The Environmental Protection Authority’s hearings on a seabed mining application have “gone off the rails,” environmental groups Kiwis Against Seabed Mining and Greenpeace have told the EPA.
The EPA has requested a wide range of new information from Trans Tasman Resources Ltd, the company applying to dig up 50 million tonnes of the South Taranaki Bight seabed each year for 35 years for an annual five million tonnes of iron ore for direct export.
However, the groups contend – in a memo sent to the EPA – that this information should have been part of the original application, which the EPA accepted as “complete” in September last year. Forest and Bird, and Ngati Ruanui have sent memos to the EPA supporting KASM’s views.
“This hearing has seriously gone off the rails,” the groups told the EPA, telling the Authority they are considering applying for a judicial review of the process, a declaratory statement, or an appeal based on the flawed process.
“It is demonstrably clear… that the [EPA] has embarked on an exercise of completing and, in effect, proving the Applicant’s case. This is an unlawful exercise of power which also significantly prejudices submitters in opposition to the application.”
“After accepting the original application as ‘complete,’ and after evidence from submitters, the caucusing of a wide range of experts, and recalling experts to give further evidence, the EPA has now turned around and asked the company for a whole lot of new information,” said Phil McCabe, KASM chairperson.
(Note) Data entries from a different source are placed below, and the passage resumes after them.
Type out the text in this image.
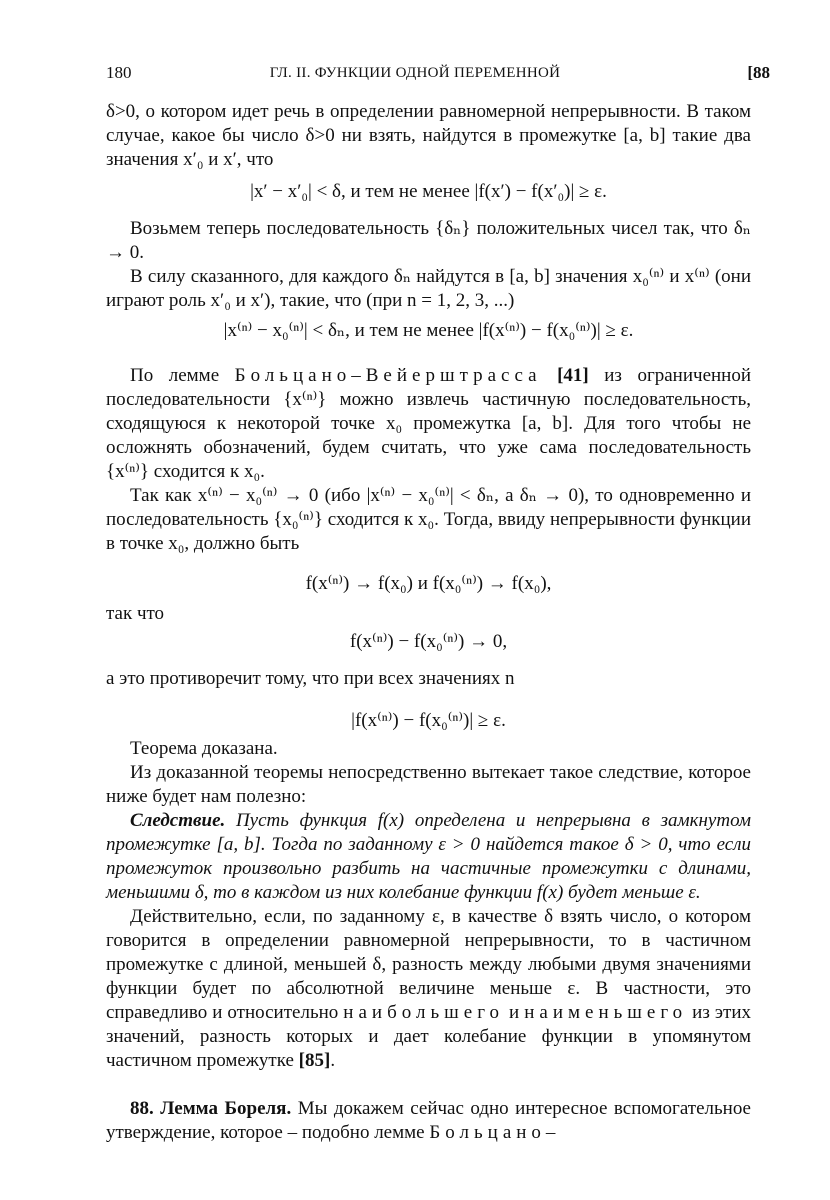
ГЛ. II. ФУНКЦИИ ОДНОЙ ПЕРЕМЕННОЙ
180	[88

δ>0, о котором идет речь в определении равномерной непрерывности. В таком случае, какое бы число δ>0 ни взять, найдутся в промежутке [a, b] такие два значения x′₀ и x′, что

|x′ − x′₀| < δ, и тем не менее |f(x′) − f(x′₀)| ≥ ε.

Возьмем теперь последовательность {δₙ} положительных чисел так, что δₙ → 0.

В силу сказанного, для каждого δₙ найдутся в [a, b] значения x₀⁽ⁿ⁾ и x⁽ⁿ⁾ (они играют роль x′₀ и x′), такие, что (при n = 1, 2, 3, ...)

|x⁽ⁿ⁾ − x₀⁽ⁿ⁾| < δₙ, и тем не менее |f(x⁽ⁿ⁾) − f(x₀⁽ⁿ⁾)| ≥ ε.

По лемме Больцано–Вейерштрасса [41] из ограниченной последовательности {x⁽ⁿ⁾} можно извлечь частичную последовательность, сходящуюся к некоторой точке x₀ промежутка [a, b]. Для того чтобы не осложнять обозначений, будем считать, что уже сама последовательность {x⁽ⁿ⁾} сходится к x₀.

Так как x⁽ⁿ⁾ − x₀⁽ⁿ⁾ → 0 (ибо |x⁽ⁿ⁾ − x₀⁽ⁿ⁾| < δₙ, а δₙ → 0), то одновременно и последовательность {x₀⁽ⁿ⁾} сходится к x₀. Тогда, ввиду непрерывности функции в точке x₀, должно быть

f(x⁽ⁿ⁾) → f(x₀) и f(x₀⁽ⁿ⁾) → f(x₀),

так что

f(x⁽ⁿ⁾) − f(x₀⁽ⁿ⁾) → 0,

а это противоречит тому, что при всех значениях n

|f(x⁽ⁿ⁾) − f(x₀⁽ⁿ⁾)| ≥ ε.

Теорема доказана.

Из доказанной теоремы непосредственно вытекает такое следствие, которое ниже будет нам полезно:

Следствие. Пусть функция f(x) определена и непрерывна в замкнутом промежутке [a, b]. Тогда по заданному ε > 0 найдется такое δ > 0, что если промежуток произвольно разбить на частичные промежутки с длинами, меньшими δ, то в каждом из них колебание функции f(x) будет меньше ε.

Действительно, если, по заданному ε, в качестве δ взять число, о котором говорится в определении равномерной непрерывности, то в частичном промежутке с длиной, меньшей δ, разность между любыми двумя значениями функции будет по абсолютной величине меньше ε. В частности, это справедливо и относительно наибольшего и наименьшего из этих значений, разность которых и дает колебание функции в упомянутом частичном промежутке [85].

88. Лемма Бореля. Мы докажем сейчас одно интересное вспомогательное утверждение, которое – подобно лемме Больцано–
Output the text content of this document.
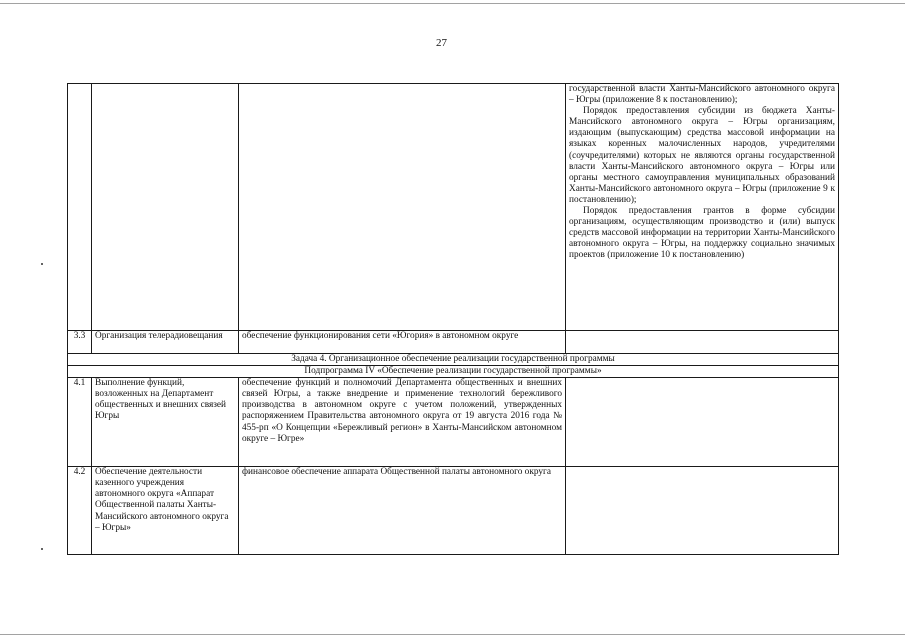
27

			государственной власти Ханты-Мансийского автономного округа – Югры (приложение 8 к постановлению);
Порядок предоставления субсидии из бюджета Ханты-Мансийского автономного округа – Югры организациям, издающим (выпускающим) средства массовой информации на языках коренных малочисленных народов, учредителями (соучредителями) которых не являются органы государственной власти Ханты-Мансийского автономного округа – Югры или органы местного самоуправления муниципальных образований Ханты-Мансийского автономного округа – Югры (приложение 9 к постановлению);
Порядок предоставления грантов в форме субсидии организациям, осуществляющим производство и (или) выпуск средств массовой информации на территории Ханты-Мансийского автономного округа – Югры, на поддержку социально значимых проектов (приложение 10 к постановлению)

3.3	Организация телерадиовещания	обеспечение функционирования сети «Югория» в автономном округе	
Задача 4. Организационное обеспечение реализации государственной программы			
Подпрограмма IV «Обеспечение реализации государственной программы»			
4.1	Выполнение функций, возложенных на Департамент общественных и внешних связей Югры	обеспечение функций и полномочий Департамента общественных и внешних связей Югры, а также внедрение и применение технологий бережливого производства в автономном округе с учетом положений, утвержденных распоряжением Правительства автономного округа от 19 августа 2016 года № 455-рп «О Концепции «Бережливый регион» в Ханты-Мансийском автономном округе – Югре»	
4.2	Обеспечение деятельности казенного учреждения автономного округа «Аппарат Общественной палаты Ханты-Мансийского автономного округа – Югры»	финансовое обеспечение аппарата Общественной палаты автономного округа	
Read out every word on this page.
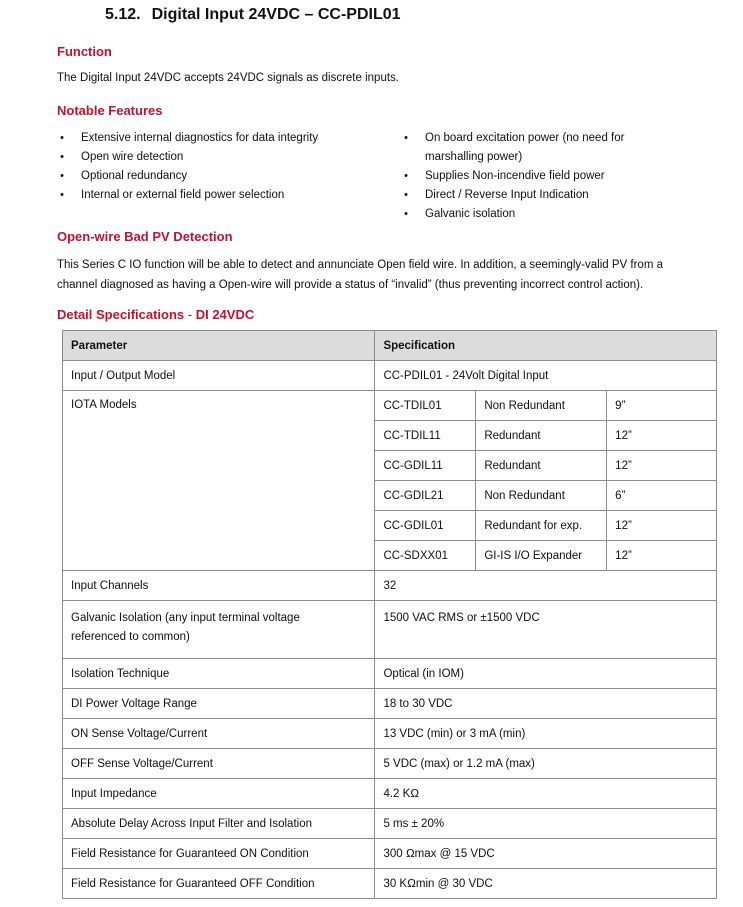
5.12. Digital Input 24VDC – CC-PDIL01
Function
The Digital Input 24VDC accepts 24VDC signals as discrete inputs.
Notable Features
• Extensive internal diagnostics for data integrity
• Open wire detection
• Optional redundancy
• Internal or external field power selection
• On board excitation power (no need for
marshalling power)
• Supplies Non-incendive field power
• Direct / Reverse Input Indication
• Galvanic isolation
Open-wire Bad PV Detection
This Series C IO function will be able to detect and annunciate Open field wire. In addition, a seemingly-valid PV from a
channel diagnosed as having a Open-wire will provide a status of “invalid” (thus preventing incorrect control action).
Detail Specifications - DI 24VDC
Parameter	Specification		
Input / Output Model	CC-PDIL01 - 24Volt Digital Input		
IOTA Models	CC-TDIL01	Non Redundant	9”
	CC-TDIL11	Redundant	12”
	CC-GDIL11	Redundant	12”
	CC-GDIL21	Non Redundant	6”
	CC-GDIL01	Redundant for exp.	12”
	CC-SDXX01	GI-IS I/O Expander	12”
Input Channels	32		
Galvanic Isolation (any input terminal voltage
referenced to common)	1500 VAC RMS or ±1500 VDC		
Isolation Technique	Optical (in IOM)		
DI Power Voltage Range	18 to 30 VDC		
ON Sense Voltage/Current	13 VDC (min) or 3 mA (min)		
OFF Sense Voltage/Current	5 VDC (max) or 1.2 mA (max)		
Input Impedance	4.2 KΩ		
Absolute Delay Across Input Filter and Isolation	5 ms ± 20%		
Field Resistance for Guaranteed ON Condition	300 Ωmax @ 15 VDC		
Field Resistance for Guaranteed OFF Condition	30 KΩmin @ 30 VDC		
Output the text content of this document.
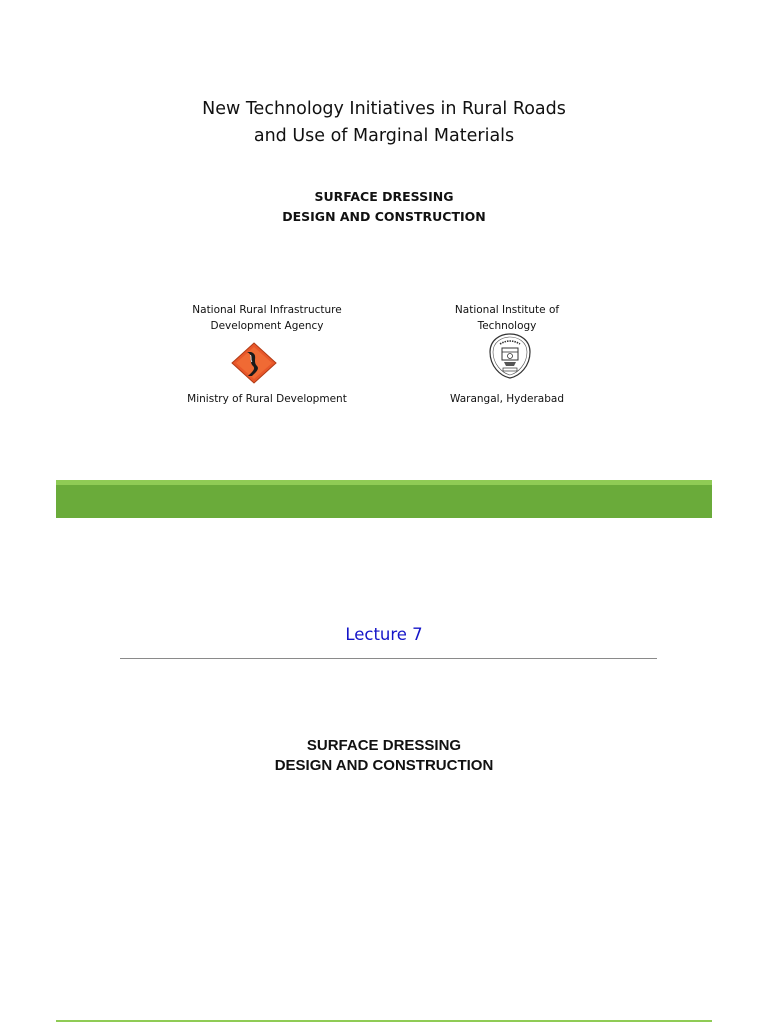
New Technology Initiatives in Rural Roads
and Use of Marginal Materials
SURFACE DRESSING
DESIGN AND CONSTRUCTION
National Rural Infrastructure
Development Agency
National Institute of
Technology
Ministry of Rural Development	Warangal, Hyderabad
Lecture 7
SURFACE DRESSING
DESIGN AND CONSTRUCTION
“We knew this information was missing and told the EPA back in September – it was one of the main reasons the EPA refused the company consent for its first application in 2014. Yet the EPA went ahead and accepted this deficient application – and are now requesting detail they should have asked for seven months ago.”
This new information may make the application look very different than it did at the beginning of the process, during the consultation and notification periods. It is requisite for major proposals such as this to have comprehensive and comprehensible information available when parties are deciding whether or not to engage and what areas require attention, energy and resources. To have a considerable amount of information put on the table at the end of the process means that opportunities for proper public engagement in the process have now been lost.
“As a volunteer-run community organisation KASM doesn’t have an open chequebook – this hearing has already cost us tens of thousands of dollars and huge amounts of time,” said McCabe. The fishing industry and Ngati Ruanui have also withdrawn from much of the hearing, citing excessive cost burdens.
Similar concerns were set out in a memo to the EPA by the fisheries submitters and the local Iwi, Ngati Ruanui, last month – a reaction to the EPA extending the hearing until May 31 to allow the company to complete new modelling around the “plume” of sediment that would be created in the South Taranaki Bight from the mining.
This is the latest in a number of very questionable procedural decisions by the EPA, including allowing the seabed mining company to redact some 190 pages of their application, which was subsequently overturned by the Environment Court in November after KASM and Greenpeace objected.